Café, sem açúcar e em quantidade moderada (duas a três xícaras por dia), tem evidência consistente de proteção hepática. Chá-verde também. Não é tratamento isolado, mas entra como aliado quando a paciente já gosta da bebida.

Os alimentos que costumo trabalhar primeiro

Não gosto de listas mágicas, mas alguns alimentos têm evidência boa o suficiente pra entrarem cedo no plano. Peixe rico em ômega-3 (sardinha, salmão, atum fresco) reduz triglicérides e diminui inflamação hepática. Vegetais crucíferos (brócolis, couve-flor, couve, repolho, rúcula) ajudam vias de detoxificação hepática. Linhaça moída no iogurte ou em vitamina, na dose de uma a duas colheres de sopa por dia, contribui com fibras e ômega-3 vegetal. Aveia em flocos como carboidrato matinal entrega beta-glucana, fibra que melhora o perfil lipídico.

Do outro lado, alguns alimentos saem ou caem drasticamente: refrigerante, suco industrial, doce em barra, açúcar adicionado em geral, frutose isolada de sachê ou xarope, pão branco em grande quantidade, embutidos (linguiça, salsicha, presunto industrial), frituras frequentes, álcool. Em paciente com esteatose, álcool não é "uma taça de vinho não faz mal" — é fator agravante mesmo em quantidade pequena, e em quem tem fibrose começando, a indicação é zerar.

Por que perder peso é parte da história, e como fazer com cuidado

Reduzir 7 a 10% do peso corporal, em paciente com excesso, é o número mais consistente da literatura pra reversão de esteatose. Não precisa zerar gordura corporal, não precisa virar atleta. Precisa de perda gradual, sustentável, com manutenção de massa muscular.

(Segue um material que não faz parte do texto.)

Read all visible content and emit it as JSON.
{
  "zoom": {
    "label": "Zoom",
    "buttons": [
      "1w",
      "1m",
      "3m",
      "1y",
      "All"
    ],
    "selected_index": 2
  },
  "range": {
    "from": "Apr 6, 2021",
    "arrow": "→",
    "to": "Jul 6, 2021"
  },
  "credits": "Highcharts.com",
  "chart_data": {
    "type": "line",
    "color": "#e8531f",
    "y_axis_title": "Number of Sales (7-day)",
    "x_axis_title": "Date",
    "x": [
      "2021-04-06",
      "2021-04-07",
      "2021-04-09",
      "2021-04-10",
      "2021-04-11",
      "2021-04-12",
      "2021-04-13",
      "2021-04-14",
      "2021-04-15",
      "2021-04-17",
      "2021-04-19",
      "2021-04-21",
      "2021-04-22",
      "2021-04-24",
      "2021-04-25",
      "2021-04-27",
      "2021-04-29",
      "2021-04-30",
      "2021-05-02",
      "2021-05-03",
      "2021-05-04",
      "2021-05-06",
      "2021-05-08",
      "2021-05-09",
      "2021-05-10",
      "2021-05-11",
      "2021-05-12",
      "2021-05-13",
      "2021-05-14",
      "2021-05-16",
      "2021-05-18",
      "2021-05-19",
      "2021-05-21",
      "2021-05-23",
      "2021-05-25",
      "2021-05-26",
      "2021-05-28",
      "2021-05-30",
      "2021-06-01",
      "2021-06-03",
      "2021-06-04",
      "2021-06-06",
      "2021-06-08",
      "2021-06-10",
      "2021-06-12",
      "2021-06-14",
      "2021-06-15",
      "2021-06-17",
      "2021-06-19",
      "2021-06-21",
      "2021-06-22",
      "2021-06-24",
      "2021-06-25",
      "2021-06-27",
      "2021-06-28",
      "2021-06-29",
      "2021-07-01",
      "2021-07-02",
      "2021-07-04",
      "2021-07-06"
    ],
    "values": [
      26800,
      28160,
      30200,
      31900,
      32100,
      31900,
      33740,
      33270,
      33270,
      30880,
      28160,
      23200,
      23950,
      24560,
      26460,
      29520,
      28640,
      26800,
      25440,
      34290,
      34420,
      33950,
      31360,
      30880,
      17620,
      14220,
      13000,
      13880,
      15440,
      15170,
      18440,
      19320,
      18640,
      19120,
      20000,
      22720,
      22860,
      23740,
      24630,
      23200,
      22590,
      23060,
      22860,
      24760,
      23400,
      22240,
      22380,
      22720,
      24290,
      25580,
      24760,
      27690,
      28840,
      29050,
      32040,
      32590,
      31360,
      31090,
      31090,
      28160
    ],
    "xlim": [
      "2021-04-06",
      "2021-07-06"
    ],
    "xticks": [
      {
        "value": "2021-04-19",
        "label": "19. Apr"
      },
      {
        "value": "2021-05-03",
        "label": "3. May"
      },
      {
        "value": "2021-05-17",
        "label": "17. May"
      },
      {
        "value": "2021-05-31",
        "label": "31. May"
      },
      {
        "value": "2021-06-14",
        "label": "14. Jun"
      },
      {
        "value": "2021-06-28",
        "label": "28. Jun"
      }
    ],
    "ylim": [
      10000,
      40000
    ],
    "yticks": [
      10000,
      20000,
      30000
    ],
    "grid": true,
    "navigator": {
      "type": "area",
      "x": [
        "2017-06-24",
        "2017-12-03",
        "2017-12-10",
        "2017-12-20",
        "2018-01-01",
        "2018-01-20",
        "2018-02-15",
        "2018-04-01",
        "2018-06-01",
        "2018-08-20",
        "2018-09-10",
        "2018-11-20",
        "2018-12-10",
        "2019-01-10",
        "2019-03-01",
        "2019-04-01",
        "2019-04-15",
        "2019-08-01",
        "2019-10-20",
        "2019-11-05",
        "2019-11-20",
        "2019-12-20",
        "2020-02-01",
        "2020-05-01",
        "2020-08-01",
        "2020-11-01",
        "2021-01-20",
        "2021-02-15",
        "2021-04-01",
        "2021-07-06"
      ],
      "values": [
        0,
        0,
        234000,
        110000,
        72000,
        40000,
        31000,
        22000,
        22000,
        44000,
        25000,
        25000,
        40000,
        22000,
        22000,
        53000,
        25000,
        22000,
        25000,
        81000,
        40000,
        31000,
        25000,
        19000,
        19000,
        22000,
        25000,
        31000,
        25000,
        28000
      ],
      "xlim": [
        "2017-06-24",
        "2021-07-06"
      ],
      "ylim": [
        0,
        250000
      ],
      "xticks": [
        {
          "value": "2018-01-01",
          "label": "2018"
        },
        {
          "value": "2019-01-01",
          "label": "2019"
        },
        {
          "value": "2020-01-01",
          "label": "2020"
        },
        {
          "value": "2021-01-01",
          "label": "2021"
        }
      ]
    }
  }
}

Aqui entra a parte que merece atenção. Dieta muito restritiva, com perda rápida demais, pode mobilizar gordura visceral pra o fígado e piorar o quadro temporariamente. Já vi paciente fazer jejum prolongado de dezesseis a vinte horas todo dia, achando que ia "limpar o fígado", e voltar com enzimas mais altas. O ritmo importa.

Eu prefiro trabalhar com déficit calórico moderado, mantendo proteína em torno de 1,4 a 1,8 g por kg de peso, treino de força duas a três vezes na semana e atividade aeróbica regular. Esse pacote, sustentado por seis a doze meses, costuma reduzir significativamente o acúmulo hepático em paciente comprometida.

Quando a nutri sozinha não basta

Em esteatose com enzimas muito alteradas, com sinais de fibrose no FibroScan, com diabetes descompensado, ou com suspeita de NASH avançada, a paciente precisa de acompanhamento médico paralelo, geralmente com hepatologista ou endocrinologista. A nutrição é peça central, mas não é a única peça.

Em paciente em uso de medicações que afetam o fígado, ou com história familiar de doença hepática, vale também investigar causas que não são exclusivamente alimentares — hepatite viral, doença autoimune, hemocromatose. Esse rastreio cabe ao médico, e o encaminhamento faz parte do cuidado integral.

O que reforço sempre em consulta é que esteatose tratada cedo regride. Já vi paciente chegar com ultrassom de "esteatose grau 2" e enzimas hepáticas alteradas, e em oito meses de mudança alimentar e treino consistente, ultrassom limpo e exames normais. Não é milagre, é mudança sustentada de padrão. O fígado é um órgão extraordinariamente resiliente — desde que a paciente lhe dê a chance.